Royal consort of Goryeo
- Tenure: 1359–1374
- Coronation: 1359
- Successor: Royal Consort Ik
- Born: Unknown Gyeongju, Goryeo
- Died: 3 February 1408 Hanseong, Joseon
- Spouse: Gongmin of Goryeo ​ ​(m. 1359; died 1374)​

Regnal name
- Princess Hyehwa (혜화궁주, 惠和宮主; 1392 – 3 February 1408)
- House: Gyeongju Yi clan
- Father: Yi Che-hyŏn, Internal Prince Gyerim
- Mother: Lady Pak
- Religion: Buddhism

Korean name
- Hangul: 혜비 이씨
- Hanja: 惠妃 李氏
- Revised Romanization: Hyebi Issi
- McCune–Reischauer: Hyebi Issi

Princess Hyehwa (Joseon Royal Title)
- Hangul: 혜화궁주
- Hanja: 惠和宮主
- Revised Romanization: Hyehwa Gungju
- McCune–Reischauer: Hyehwa Kungju

Dharma name
- Hangul: 호월
- Hanja: 湖月
- Revised Romanization: Howol
- McCune–Reischauer: Howŏl

= Hye-bi Yi =

Goryeo royal consort (fl. 14th century)

Royal Consort Hye of the Gyeongju Yi clan (d. 3 February 1408) was the 3rd wife of King Gongmin of Goryeo. She was known with her Dharma name as Ho-wol and her new title as Princess Hyehwa given by Taejo of Joseon in 1392.

==Biography==
===Background===
The future Royal Consort Hye was born in Gyeongju as the daughter of Yi Che-hyŏn who was a Goryeo politician, philosopher, writer, and poet.

===Marriage and Palace life===
In April 1359 (8th year of the reign of King Gongmin), his Queen Consort, Princess Noguk (who had not provided him with a successor) together with several other ministers asked the King to choose a concubine from a noble family. After being chosen, Yi was given the consort title Gracious Consort.

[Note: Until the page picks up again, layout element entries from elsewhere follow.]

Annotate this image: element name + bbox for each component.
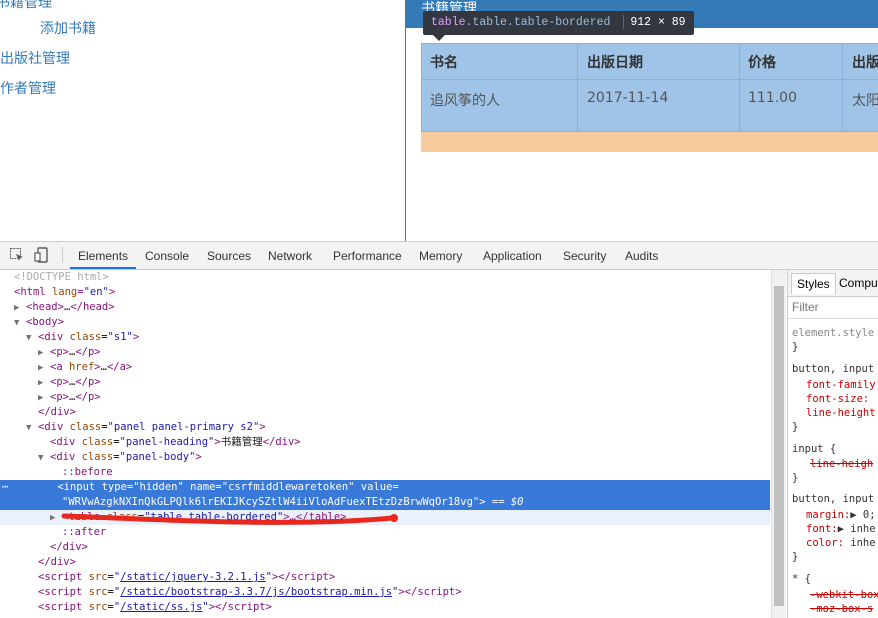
dom-p-2[interactable]: ▶ <p>…</p>: [0, 375, 770, 390]
elements-scroll-thumb[interactable]: [774, 286, 784, 606]
dom-script-jquery[interactable]: <script src="/static/jquery-3.2.1.js"></…: [0, 570, 770, 585]
table-header-price: 价格: [748, 55, 776, 71]
sidebar-link-add-book[interactable]: 添加书籍: [40, 18, 96, 38]
tab-computed[interactable]: Comput: [834, 273, 878, 293]
dom-input-csrf[interactable]: ⋯ <input type="hidden" name="csrfmiddlewa…: [0, 480, 770, 495]
style-element-style: element.style: [792, 327, 875, 339]
style-rule3-row3[interactable]: color: inhe: [792, 536, 876, 550]
tab-console[interactable]: Console: [145, 242, 189, 269]
style-rule4-prop1[interactable]: -webkit-box: [810, 588, 878, 602]
dom-div-panel-close[interactable]: </div>: [0, 555, 770, 570]
inspect-tooltip: table.table.table-bordered 912 × 89: [423, 11, 694, 41]
books-table: 书名 出版日期 价格 出版 追风筝的人 2017-11-14 111.00 太阳: [421, 43, 878, 132]
tab-security[interactable]: Security: [563, 242, 606, 269]
device-toolbar-icon[interactable]: [34, 247, 50, 263]
table-cell-price: 111.00: [748, 90, 797, 106]
dom-p-1[interactable]: ▶ <p>…</p>: [0, 345, 770, 360]
style-rule1-prop3[interactable]: line-height: [792, 406, 876, 420]
dom-before[interactable]: ::before: [0, 465, 770, 480]
dom-div-s1[interactable]: ▼ <div class="s1">: [0, 330, 770, 345]
dom-a[interactable]: ▶ <a href>…</a>: [0, 360, 770, 375]
tab-performance[interactable]: Performance: [333, 242, 402, 269]
style-rule3-row1[interactable]: margin:▶ 0;: [792, 508, 876, 522]
browser-page: 书籍管理 添加书籍 出版社管理 作者管理 书籍管理 书名 出版日期 价格 出版 …: [0, 0, 878, 241]
sidebar-link-books[interactable]: 书籍管理: [0, 0, 52, 12]
red-annotation-scribble: [61, 513, 398, 525]
style-rule3-row2[interactable]: font:▶ inhe: [792, 522, 876, 536]
tooltip-classes: .table.table-bordered: [465, 16, 611, 29]
style-rule1-selector: button, input: [792, 363, 875, 375]
style-rule1-prop1[interactable]: font-family: [792, 378, 876, 392]
style-brace: }: [792, 551, 799, 563]
dom-div-body-close[interactable]: </div>: [0, 540, 770, 555]
dom-div-panel[interactable]: ▼ <div class="panel panel-primary s2">: [0, 420, 770, 435]
styles-filter-input[interactable]: Filter: [788, 296, 878, 319]
sidebar-link-publishers[interactable]: 出版社管理: [0, 48, 70, 68]
style-rule4-selector: * {: [792, 573, 811, 585]
tab-sources[interactable]: Sources: [207, 242, 251, 269]
tab-elements[interactable]: Elements: [70, 242, 137, 269]
style-rule2-prop1[interactable]: line-heigh: [810, 457, 873, 471]
books-panel: 书籍管理 书名 出版日期 价格 出版 追风筝的人 2017-11-14 111.…: [405, 0, 878, 241]
tab-network[interactable]: Network: [268, 242, 312, 269]
dom-div-panel-body[interactable]: ▼ <div class="panel-body">: [0, 450, 770, 465]
styles-pane: Styles Comput Filter element.style } but…: [787, 270, 878, 618]
tooltip-size: 912 × 89: [630, 16, 686, 29]
table-header-publisher: 出版: [852, 55, 878, 71]
table-cell-title: 追风筝的人: [430, 93, 500, 109]
table-margin-highlight: [421, 132, 878, 152]
dom-doctype[interactable]: <!DOCTYPE html>: [0, 270, 770, 285]
style-rule4-prop2[interactable]: -moz-box-s: [810, 602, 873, 616]
style-rule1-prop2[interactable]: font-size:: [792, 392, 869, 406]
style-brace: }: [792, 341, 799, 353]
tab-audits[interactable]: Audits: [625, 242, 658, 269]
dom-body[interactable]: ▼ <body>: [0, 315, 770, 330]
table-cell-date: 2017-11-14: [587, 90, 669, 106]
style-rule3-selector: button, input: [792, 493, 875, 505]
devtools-panel: Elements Console Sources Network Perform…: [0, 241, 878, 618]
dom-div-s1-close[interactable]: </div>: [0, 405, 770, 420]
table-header-title: 书名: [430, 55, 458, 71]
dom-script-bootstrap[interactable]: <script src="/static/bootstrap-3.3.7/js/…: [0, 585, 770, 600]
dom-head[interactable]: ▶ <head>…</head>: [0, 300, 770, 315]
tooltip-tag: table: [431, 16, 466, 29]
devtools-toolbar: Elements Console Sources Network Perform…: [0, 242, 878, 270]
tab-application[interactable]: Application: [483, 242, 542, 269]
styles-tabs: Styles Comput: [788, 270, 878, 297]
dom-p-3[interactable]: ▶ <p>…</p>: [0, 390, 770, 405]
dom-div-panel-heading[interactable]: <div class="panel-heading">书籍管理</div>: [0, 435, 770, 450]
style-rule2-selector: input {: [792, 443, 837, 455]
tab-memory[interactable]: Memory: [419, 242, 462, 269]
sidebar-link-authors[interactable]: 作者管理: [0, 78, 56, 98]
dom-html[interactable]: <html lang="en">: [0, 285, 770, 300]
table-cell-publisher: 太阳: [852, 93, 878, 109]
style-brace: }: [792, 421, 799, 433]
elements-tree[interactable]: <!DOCTYPE html> <html lang="en"> ▶ <head>…: [0, 270, 770, 618]
inspect-element-icon[interactable]: [9, 247, 25, 263]
table-header-date: 出版日期: [587, 55, 643, 71]
style-brace: }: [792, 472, 799, 484]
dom-script-ss[interactable]: <script src="/static/ss.js"></script>: [0, 600, 770, 615]
elements-scrollbar[interactable]: [771, 270, 786, 618]
tab-styles[interactable]: Styles: [791, 273, 836, 294]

However, when she entered the palace, it was said that the Queen became jealous of her and refused to eat.

In October 1372 (21st year of King Gongmin), the king selected some young and handsome men and then ordered Han An and Hong Ryun from the Self-Defense Committee to have sex with his consorts.

After King Gongmin was assassinated in 1374, Hye-bi Yi shaved her hair and became a Buddhist monk in Jeongeopwon (now Cheongryong Temple, 청룡사). Even after King Gongmin's death, the court still respected all of his widowed consorts and continued to provide their daily necessities. In December 1388, this ceased.

===Later life===
Hye-bi Yi had a long life, living up to the early Joseon dynasty established by Yi Sŏng-gye. She was then honoured as Princess Hyewa. Taejong of Joseon gave her 30 sŏk of rice and beans and 100 volumes of copies paper. Hye-bi Yi become the abbess in charge of the Buddhist Jeongeopwon Temple. She died on 3 February 1408, this being 12 years after the Goryeo period ended.

After her death, she was succeeded in the position of abbess by Lady Sim. King Taejo and Queen Sindeok's 2nd son, Grand Prince Uian, was the husband of Lady Sim.

===Ancestry===

Source:

==In popular culture==
- Portrayed by Kim Ji-young in the 1983 MBC TV series The King of Chudong Palace.
- Portrayed by Jo Nam-Gyeong in the 1983 KBS TV series Foundation of the Kingdom.
- Portrayed by Moon Jeong-hee in the 2005–2006 MBC TV series Shin Don.
- Portrayed by Min Dan-Bi in the 2014 KBS TV series Jeong Do-jeon.